What does upgrading mean?
Upgrading captures managed post-sale improvement, where a product is enhanced rather than simply repaired, maintained, or replaced.
A post-sale improvement that can enhance the functionality, performance, capacity or aesthetics of a product.
Upgrading captures managed post-sale improvement, where a product is enhanced rather than simply repaired, maintained, or replaced.
Do not call every service event an upgrade. Repair corrects faults, maintenance preserves function, refurbishment restores performance, and upgrading improves functionality, performance, capacity, or aesthetics.
In ESPR, upgrading is not routine maintenance and not repair. It concerns enhancement of functionality, performance, capacity, or aesthetics, which can support longer useful life or improved product value.
Record the baseline state, upgrade action, changed capability, date, actor, and evidence. For software-dependent products, keep software update records linked but not automatically equivalent to upgrading.

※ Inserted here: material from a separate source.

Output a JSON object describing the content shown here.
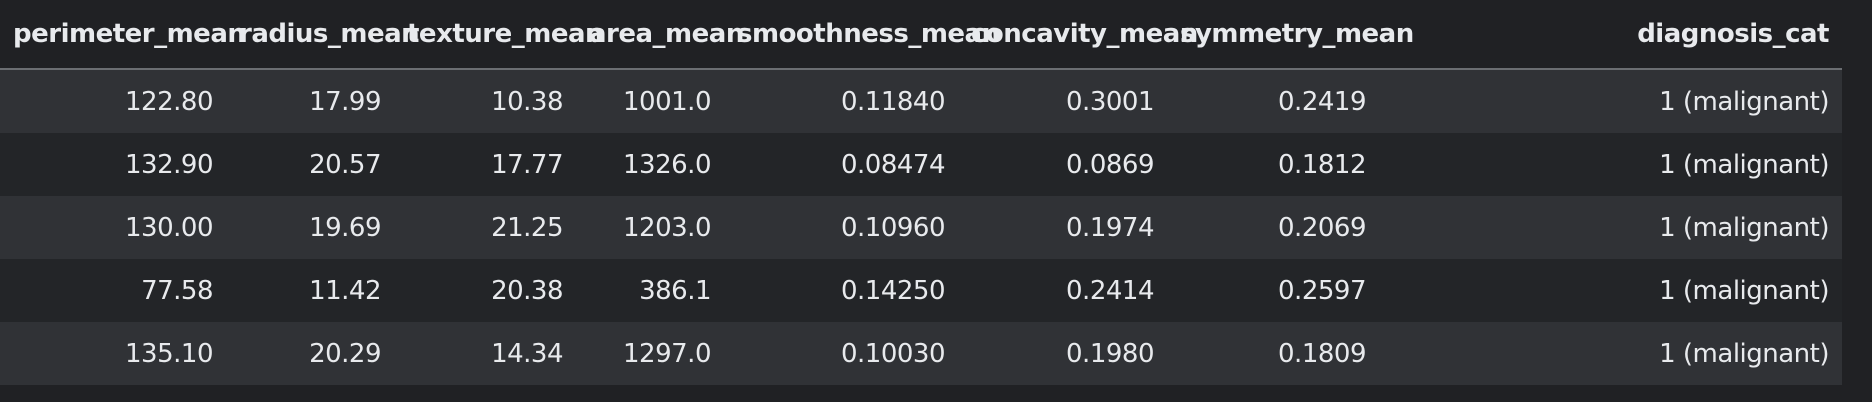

Regulation (EU) 2024/1781 establishing a framework for the setting of ecodesign requirements for sustainable products
actions carried out to enhance the functionality, performance, capacity, safety or aesthetics of a product;
Reference: Article 2, point 17
Implementation records should capture the upgrade event, enhanced function, baseline condition, post-upgrade evidence, product identifier, service actor, hardware/software/configuration change, and distinction from maintenance, repair, refurbishment, or replacement.
Upgrading is a post-sale improvement control: the evidence consequence is that enhanced functionality, performance, capacity, or aesthetics can be recorded separately from actions that merely preserve or restore expected function.